Back to Bill and the Blue Dress Caper
Getting back to Bill Clinton’s impeachment trial, the Senate quickly found him “not guilty.” The majority included a healthy assist from the Republicans, who actually rant the Senate at the time.
Voting not guilty along with 45 Democrats on the charges of perjury and obstruction of justice were:
- Sen. John H. Chafee (R-Rhode Island)
- Sen. Susan Collins (R-Maine)
- Sen. James M. Jeffords (R-Vermont)
- Sen. Olympia J. Snow (R-Maine)
- Sen. Arlen Specter (R-Pennsylvania)
Voting not guilty with Democrats on the single charge of perjury:
- Sen. Slade Gorton (R-Washington)
- Sen. Richard C. Shelby (R-Alabama)
- Sen. Ted Stevens (R-Alaska)
- Sen. Fred Thompson (R-Tennessee)
- Sen. John Warner (R-Virginia)
Like pork in Washington, Clintons still untouchable in Hollywood
It’s understandable why both the History Channel and Hollywood itself would pass on making a docudrama based on Bill Clinton’s impeachment trial. After all, a compelling, true-life drama requires conflict in order to hold the audience’s interest.

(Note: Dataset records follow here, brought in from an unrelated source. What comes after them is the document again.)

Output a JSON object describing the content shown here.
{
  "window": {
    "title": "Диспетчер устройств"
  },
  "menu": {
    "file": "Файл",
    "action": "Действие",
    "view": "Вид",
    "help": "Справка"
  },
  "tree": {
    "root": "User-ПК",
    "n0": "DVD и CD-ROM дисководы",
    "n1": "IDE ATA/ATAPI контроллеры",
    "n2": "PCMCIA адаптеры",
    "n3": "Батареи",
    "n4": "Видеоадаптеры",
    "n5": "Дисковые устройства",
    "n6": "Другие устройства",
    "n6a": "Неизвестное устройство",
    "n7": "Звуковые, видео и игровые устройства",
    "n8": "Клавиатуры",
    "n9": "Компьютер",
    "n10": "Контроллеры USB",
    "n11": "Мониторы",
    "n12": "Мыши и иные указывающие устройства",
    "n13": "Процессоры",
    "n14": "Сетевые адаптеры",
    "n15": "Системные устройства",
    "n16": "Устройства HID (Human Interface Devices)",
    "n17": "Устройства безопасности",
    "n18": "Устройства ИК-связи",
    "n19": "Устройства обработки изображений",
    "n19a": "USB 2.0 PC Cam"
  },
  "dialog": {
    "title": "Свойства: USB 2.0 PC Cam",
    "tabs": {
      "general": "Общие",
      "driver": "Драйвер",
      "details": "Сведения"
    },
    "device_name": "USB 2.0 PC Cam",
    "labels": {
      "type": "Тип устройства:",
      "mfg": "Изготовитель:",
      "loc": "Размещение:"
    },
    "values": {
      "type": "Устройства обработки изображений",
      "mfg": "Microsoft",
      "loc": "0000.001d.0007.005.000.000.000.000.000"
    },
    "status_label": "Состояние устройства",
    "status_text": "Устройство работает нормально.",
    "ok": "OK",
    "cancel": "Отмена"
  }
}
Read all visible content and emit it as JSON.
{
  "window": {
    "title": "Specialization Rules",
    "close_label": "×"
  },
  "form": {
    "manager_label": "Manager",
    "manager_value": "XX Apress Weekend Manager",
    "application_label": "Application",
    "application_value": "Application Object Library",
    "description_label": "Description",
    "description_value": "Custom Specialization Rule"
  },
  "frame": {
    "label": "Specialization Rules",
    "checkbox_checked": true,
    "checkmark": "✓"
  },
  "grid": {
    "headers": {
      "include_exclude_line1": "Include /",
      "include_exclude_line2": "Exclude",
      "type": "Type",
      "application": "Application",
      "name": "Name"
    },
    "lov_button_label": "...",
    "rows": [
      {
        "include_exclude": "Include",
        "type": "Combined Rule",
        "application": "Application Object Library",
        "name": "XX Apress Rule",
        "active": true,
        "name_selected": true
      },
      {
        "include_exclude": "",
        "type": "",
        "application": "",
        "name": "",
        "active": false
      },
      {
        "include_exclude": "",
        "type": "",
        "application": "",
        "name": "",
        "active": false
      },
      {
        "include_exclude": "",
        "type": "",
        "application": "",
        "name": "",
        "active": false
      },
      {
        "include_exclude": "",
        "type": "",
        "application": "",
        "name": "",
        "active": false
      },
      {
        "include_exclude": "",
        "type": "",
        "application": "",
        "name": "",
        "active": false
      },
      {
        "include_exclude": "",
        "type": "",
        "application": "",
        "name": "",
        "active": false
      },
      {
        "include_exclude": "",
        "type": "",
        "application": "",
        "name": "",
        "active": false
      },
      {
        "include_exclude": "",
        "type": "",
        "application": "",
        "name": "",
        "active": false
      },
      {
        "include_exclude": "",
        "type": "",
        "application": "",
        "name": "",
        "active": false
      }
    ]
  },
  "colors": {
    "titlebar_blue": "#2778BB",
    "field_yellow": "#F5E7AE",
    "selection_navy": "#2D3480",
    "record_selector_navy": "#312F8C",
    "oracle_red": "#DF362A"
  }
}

Less compelling, though, is how Republicans and Democrats worked so well together – “in the spirit of bipartisanship” – to push aside a bothersome impeachment trial they saw as an obstacle to their pre-arranged onslaught of pork-barrel spending.
And today, people still wonder why our national debt stands at $21.1 trillion.
Oh, by the way, the former GOP House Chief Investigative Council David Schipper has one more tidbit to add on the subject.
“A great deal of evidentiary material remains under seal or in the executive protection of the House Judiciary Committee.”
It seems Republican leaders continue to conceal evidence of Bill Clinton’s one-man war on women.
Top images: Composite photos of television set with White House photo of
President Bill Clinton and White House intern Monica Lewinsky.